In December 2018, the board of supervisors approved a $5.4 million contract with Motorola for its radio systems upgrade, which included a shared system with Shenandoah County. However, when Page officials sat down with Shenandoah officials they declined to participate, and the Motorola contract was rescinded in February 2019.

Currently, Rockingham County and the City of Harrisonburg to the west, and Rappahannock County to the east, operate under the same 700/800MHz system that Page County voted to go with this week. However, if supervisors had chosen the Motorola option, they would potentially be using UHF and VHF systems similar to Warren, Madison and Shenandoah counties.

The variety of systems in the region left local decision makers with options.

“You are an interesting case because you have a little bit of everything around you,” Giggett told supervisors. “If you were surrounded all by the same thing, it wouldn’t make any sense to put you on an island.”

The Luray Volunteer Fire Department was the lone voice for Motorola among 10 emergency agencies in the county weighing in on the topic before the vote. Their main concern was coverage.

“At a recent meeting of the Luray Fire Department Inc., the proposals for the new radio system were discussed at great lengths. Due to the mountainous terrain in Page County and multiple documented failures nationwide of 700/800MHz systems, the Luray Fire Department is not in favor of any 700/800MHZ system,” a letter the department sent to the supervisors and Moler stated. “The membership unanimously recommended staying on our current frequencies in a UHF (Ultra High Frequency) system.”
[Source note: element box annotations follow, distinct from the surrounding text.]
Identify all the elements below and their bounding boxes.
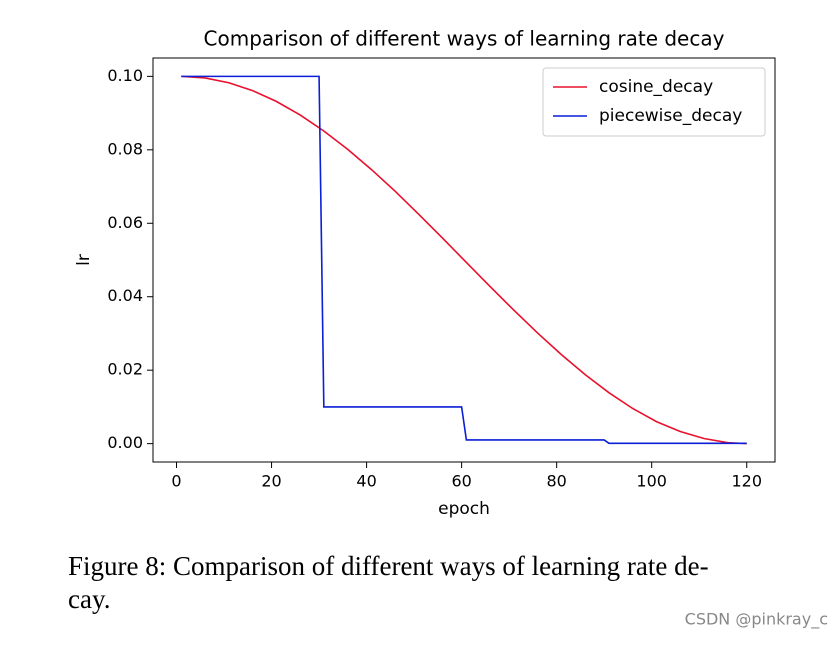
y-tick-label: 0.00 xyxy=(107,433,143,452)
x-tick-label: 60 xyxy=(451,472,471,491)
x-tick-label: 80 xyxy=(546,472,566,491)
x-tick-label: 20 xyxy=(261,472,281,491)
line-series xyxy=(181,75,747,445)
caption-line: Figure 8: Comparison of different ways o… xyxy=(68,551,709,581)
watermark: CSDN @pinkray_c xyxy=(685,610,828,630)
legend-box xyxy=(542,67,766,137)
x-tick-label: 0 xyxy=(171,472,181,491)
y-tick-label: 0.06 xyxy=(107,213,143,232)
y-tick-label: 0.02 xyxy=(107,360,143,379)
x-tick-label: 100 xyxy=(636,472,667,491)
plot-frame xyxy=(152,57,776,463)
x-axis-label: epoch xyxy=(438,499,490,519)
line-series xyxy=(181,75,747,445)
y-tick-label: 0.10 xyxy=(107,66,143,85)
legend-label: cosine_decay xyxy=(599,77,713,97)
y-tick-label: 0.08 xyxy=(107,139,143,158)
y-tick-label: 0.04 xyxy=(107,286,143,305)
x-tick-label: 40 xyxy=(356,472,376,491)
chart-title: Comparison of different ways of learning… xyxy=(204,27,725,51)
legend-label: piecewise_decay xyxy=(599,106,742,126)
y-axis-label: lr xyxy=(74,254,94,266)
caption-line: cay. xyxy=(68,584,110,614)
x-tick-label: 120 xyxy=(731,472,762,491)
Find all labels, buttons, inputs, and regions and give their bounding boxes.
While 700/800MHz systems do require more “line of site” to operate — and local topography works against that — the county’s consultant assured supervisors that the planned location of tower sites would provide the coverage that they are requiring.

“All these mountains surrounding you really are beautiful, but that’s what makes it difficult…100 percent [coverage] is not achievable, but typically you get a few percentage points more than you are offered,” Giggett said. “Typically UHF and VHF would be better because of the terrain, but because of where the [tower] sites will be located, this 700/800MHz system will provide the coverage you need.”

Securing preliminary site approval from property owners at the tower sites will be a key part of negotiations, as well as many other details still to be worked out. Those details could range from aspects of the shared system arrangement with Rockingham County, to the selection of diesel versus propane generators.

The proposals offered by both vendors were only good through March 31. Feeling the pressure to lock in the price for a long-discussed project that has doubled in cost, the supervisors decided to move forward.

“We can kick the ball around as much as you want,” Supervisor Jeff Vaughan (Dist. 5) said, “but I think we need to go ahead and make a decision.”

The process began with a Critical Needs Assessment in 2017 that addressed new mandates affecting localities all across the state.

The next step for Page will be negotiations with Rockingham and Harrisonburg prior to starting actual construction. Supervisors earmarked $397,000 in the current budget to cover the first phase of the radio replacement project.